5.1 Domain 2 Compliance Decision Frame

Build the Domain 2 Compliance Lens

AHIMA's current RHIA exam outline names Domain 2 as Compliance with Access, Use, and Disclosure of Health Information, weighted at 15-18% of the exam. That official framing matters because the RHIA credential is an administrator-level health information management credential. The test is likely to ask what a leader should approve, monitor, escalate, document, or correct when protected health information is accessed, used, requested, disclosed, or exchanged.

For this chapter, think beyond a single release of information task. Domain 2 includes patient access and portals, advocacy for patients and families obtaining health information, request processing under legal and regulatory standards, and monitoring internal and external access to protected health information, including health information exchange. A release desk may complete the transaction, but the RHIA-level responsibility is the policy, workflow, training, audit trail, and escalation structure that make the transaction defensible.
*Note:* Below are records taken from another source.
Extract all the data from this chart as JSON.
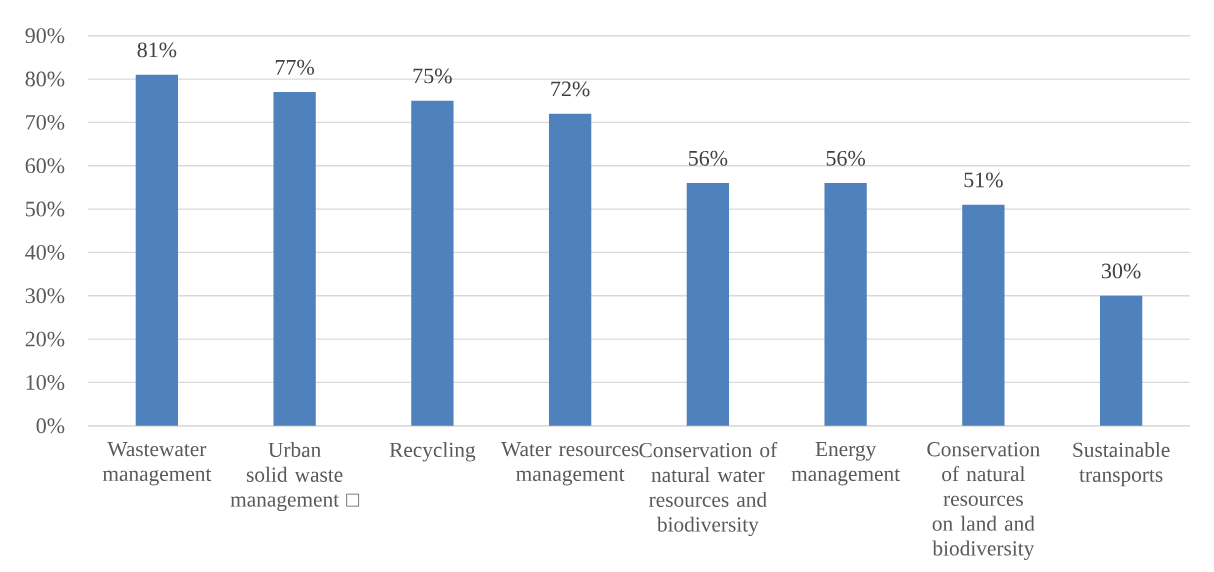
{
  "chart_data": {
    "type": "bar",
    "categories": [
      "Wastewater management",
      "Urban solid waste management □",
      "Recycling",
      "Water resources management",
      "Conservation of natural water resources and biodiversity",
      "Energy management",
      "Conservation of natural resources on land and biodiversity",
      "Sustainable transports"
    ],
    "values": [
      81,
      77,
      75,
      72,
      56,
      56,
      51,
      30
    ],
    "color": "#4f81bd",
    "value_labels": [
      "81%",
      "77%",
      "75%",
      "72%",
      "56%",
      "56%",
      "51%",
      "30%"
    ],
    "ylim": [
      0,
      90
    ],
    "yticks": [
      {
        "value": 0,
        "label": "0%"
      },
      {
        "value": 10,
        "label": "10%"
      },
      {
        "value": 20,
        "label": "20%"
      },
      {
        "value": 30,
        "label": "30%"
      },
      {
        "value": 40,
        "label": "40%"
      },
      {
        "value": 50,
        "label": "50%"
      },
      {
        "value": 60,
        "label": "60%"
      },
      {
        "value": 70,
        "label": "70%"
      },
      {
        "value": 80,
        "label": "80%"
      },
      {
        "value": 90,
        "label": "90%"
      }
    ],
    "grid": "y"
  }
}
The first exam habit is to separate access, use, and disclosure. Access is the ability to view or retrieve information. Use is what the organization does with information internally for an allowed purpose. Disclosure is information leaving the organization or being made available outside the original internal context. A portal view, a coder opening a record, a quality report, a subpoena response, a payer audit packet, and an HIE query all raise different control questions.

The second habit is to identify the patient's right in the scenario. Patient access is not the same as a third-party request. A patient portal workflow should help the patient obtain information, understand status, and route problems. An authorization workflow should verify what the patient directed, what information is covered, who will receive it, and whether any limit or revocation applies. A family request may be valid in some circumstances and invalid in others, so the answer should not jump straight to release or refusal without checking authority.

The third habit is to treat legal and regulatory standards as workflow design requirements. Policies should tell staff what to collect, how to verify identity, when to route to privacy or legal counsel, how to handle sensitive categories, how to document denials or partial releases, and how to track turnaround performance. Training should use realistic examples because a poorly trained employee can create the same risk as a broken system setting.

RHIA Exam Checklist

• Identify the requestor, purpose, authority, scope, recipient, delivery method, and deadline set by policy.
• Use the current AHIMA Domain 2 task language as the study map for patient access, request workflows, monitoring, and HIE.
• Choose escalation when the request is incomplete, unusually broad, legally complex, sensitive, or inconsistent with policy.
• Preserve evidence of the decision, not just the final disclosure.
• Remember that the best answer often improves the process for future requests, not only the single case in front of the employee.

A common exam trap is choosing the fastest action instead of the controlled action. Speed matters in patient access, but speed without verification can create impermissible disclosure. Another trap is over-restricting access in a way that frustrates patient rights. The RHIA balance is to support access and exchange while maintaining clear authority, limited scope, secure delivery, and measurable compliance oversight.